Les bactéries taxinogènes des milieux aquatiques se classent en deux familles :
Les cyanobactéries planctoniques qui colonisent l’ensemble de la colonne d’eau de manière uniforme se développent principalement dans les plans d’eau bien que des cas de proliférations aient aussi pu être reporté en rivière. En cas de prolifération, l’eau se colore en vert ou bleu avec un aspect de peinture.
Lac de Villeneuve de la Raho, été 2023 (photo : CD66)
Les cyanobactéries benthiques dont les colonies prennent la forme d’un film bactérien qui « pousse » au fond de l’eau, se décroche puis se met à flotter ce qui peut provoquer des accumulations importantes de colonies sur les berges des cours d’eau. Récemment, les cyanobactéries benthiques sont aussi découvertes en plan d’eau mais de façon plus anecdotique.
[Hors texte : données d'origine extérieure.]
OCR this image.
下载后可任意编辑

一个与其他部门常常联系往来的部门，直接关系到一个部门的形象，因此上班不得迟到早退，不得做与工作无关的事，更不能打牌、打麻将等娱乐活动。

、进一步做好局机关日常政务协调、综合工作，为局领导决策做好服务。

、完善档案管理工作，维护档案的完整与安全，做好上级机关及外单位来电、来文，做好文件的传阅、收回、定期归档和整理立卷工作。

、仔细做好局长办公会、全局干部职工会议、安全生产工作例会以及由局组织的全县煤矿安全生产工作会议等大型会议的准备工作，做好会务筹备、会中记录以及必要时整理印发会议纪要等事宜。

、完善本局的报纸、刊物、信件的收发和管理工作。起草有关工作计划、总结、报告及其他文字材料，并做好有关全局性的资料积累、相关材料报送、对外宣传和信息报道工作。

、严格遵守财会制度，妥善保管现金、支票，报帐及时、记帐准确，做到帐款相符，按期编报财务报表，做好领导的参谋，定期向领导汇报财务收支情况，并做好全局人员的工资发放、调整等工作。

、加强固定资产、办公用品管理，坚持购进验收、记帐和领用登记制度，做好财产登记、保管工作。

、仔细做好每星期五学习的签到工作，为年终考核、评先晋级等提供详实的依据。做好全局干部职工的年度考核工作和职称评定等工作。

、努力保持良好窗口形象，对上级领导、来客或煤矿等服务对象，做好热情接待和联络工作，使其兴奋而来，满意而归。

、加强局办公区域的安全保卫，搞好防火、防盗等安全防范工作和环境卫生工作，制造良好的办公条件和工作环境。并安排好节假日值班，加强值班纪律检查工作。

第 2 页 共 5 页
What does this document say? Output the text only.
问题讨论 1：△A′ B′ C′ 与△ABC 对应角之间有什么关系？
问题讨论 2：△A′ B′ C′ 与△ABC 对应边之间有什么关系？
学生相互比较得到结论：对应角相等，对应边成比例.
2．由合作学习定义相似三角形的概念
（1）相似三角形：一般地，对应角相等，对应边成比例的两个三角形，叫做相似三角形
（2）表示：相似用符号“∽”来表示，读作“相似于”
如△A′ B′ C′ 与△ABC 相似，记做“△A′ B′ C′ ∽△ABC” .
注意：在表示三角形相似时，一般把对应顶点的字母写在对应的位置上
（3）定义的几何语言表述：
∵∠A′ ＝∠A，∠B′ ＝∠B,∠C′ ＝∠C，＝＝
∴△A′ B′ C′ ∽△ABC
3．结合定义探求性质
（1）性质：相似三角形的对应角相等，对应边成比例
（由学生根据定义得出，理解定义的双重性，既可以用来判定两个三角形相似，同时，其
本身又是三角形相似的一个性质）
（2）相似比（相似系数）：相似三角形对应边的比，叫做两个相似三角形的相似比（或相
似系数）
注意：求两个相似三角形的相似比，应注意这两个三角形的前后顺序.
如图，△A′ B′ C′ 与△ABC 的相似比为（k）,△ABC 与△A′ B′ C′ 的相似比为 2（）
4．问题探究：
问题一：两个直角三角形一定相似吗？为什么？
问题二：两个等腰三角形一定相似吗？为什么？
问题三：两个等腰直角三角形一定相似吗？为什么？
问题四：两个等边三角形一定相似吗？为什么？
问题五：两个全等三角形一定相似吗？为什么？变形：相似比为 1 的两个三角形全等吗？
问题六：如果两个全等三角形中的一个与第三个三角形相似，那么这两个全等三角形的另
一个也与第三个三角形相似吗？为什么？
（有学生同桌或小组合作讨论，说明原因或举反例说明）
Le Tech au pont d’Elne, été 2023
Ces proliférations deviennent une préoccupation croissante à l’échelle internationale car les proliférations ont des conséquences diverses :
- Sur la santé des écosystèmes : elles engendrent souvent une désoxygénation de l’eau pouvant entrainer une mortalité massive de poissons et d’invertébrés.
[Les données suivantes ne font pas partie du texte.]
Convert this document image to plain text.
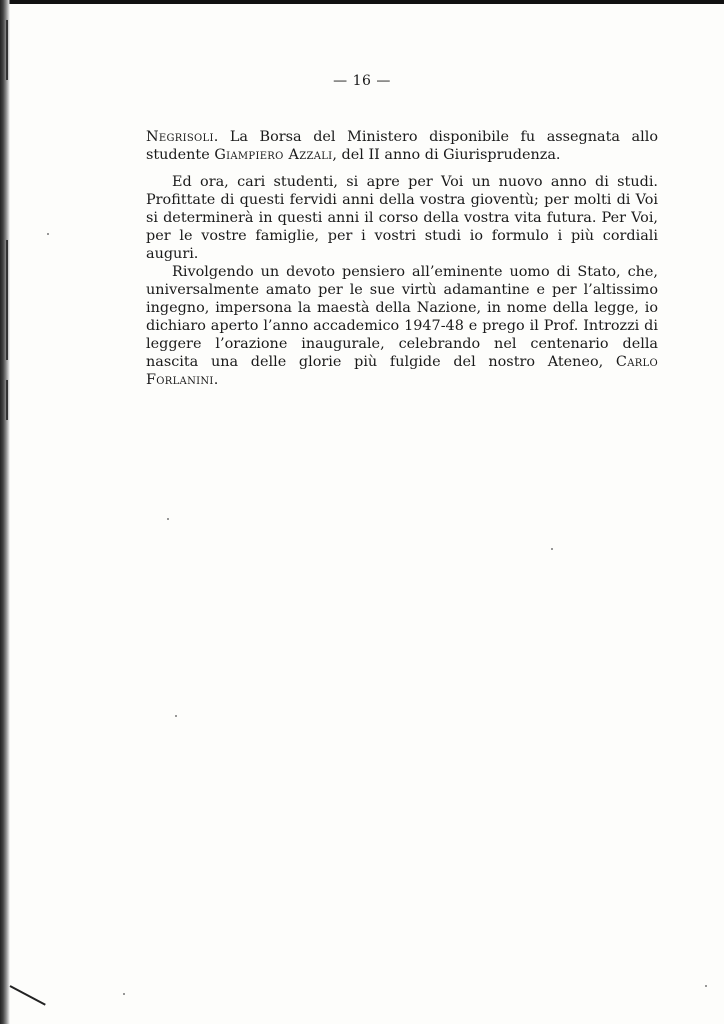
— 16 —

Negrisoli. La Borsa del Ministero disponibile fu assegnata allo studente Giampiero Azzali, del II anno di Giurisprudenza.

Ed ora, cari studenti, si apre per Voi un nuovo anno di studi. Profittate di questi fervidi anni della vostra gioventù; per molti di Voi si determinerà in questi anni il corso della vostra vita futura. Per Voi, per le vostre famiglie, per i vostri studi io formulo i più cordiali auguri.

Rivolgendo un devoto pensiero all’eminente uomo di Stato, che, universalmente amato per le sue virtù adamantine e per l’altissimo ingegno, impersona la maestà della Nazione, in nome della legge, io dichiaro aperto l’anno accademico 1947-48 e prego il Prof. Introzzi di leggere l’orazione inaugurale, celebrando nel centenario della nascita una delle glorie più fulgide del nostro Ateneo, Carlo Forlanini.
- Sur la santé humaine et animale par exposition aux toxines qui peuvent avoir des impacts dermato toxiques, hépato toxique ou neuro toxique dans certains cas.
- Sur les usages de l’eau tel que la baignade, le nautisme ou la pêche qui peuvent être restreint.
Apprendre à observer le Tech
Le Tech au Pont d’Elne, aval du seuil dans de bonnes conditions quantité/qualité, avril 2025
Le Tech au Pont d’Elne, aval du seuil dans des conditions dégradées : prolifération d’algues vertes, assèchement des berges… Ce sont les premiers signes qui doivent appeler à la prudence ! Ces observation ne sont pas encore caractéristiques de la présence de cyanobactéries.
L’apparition de flocs marron, flottants à la surface et qui s’accumulent sur les berges est un signe de suspicion de cyanobactéries. Des analyses restent nécessaires pour confirmer.
Passage à gué d’Ortaffa, dans de bonnes conditions de quantité et de qualité. Avril 2025.
Ortaffa dans des conditions dégradées avec suspicion visuelle de prolifération de cyanobactéries : épais biofilm marron qui se développe sur le fond du lit, accumulation de flocs sur les berges. Aout 2024.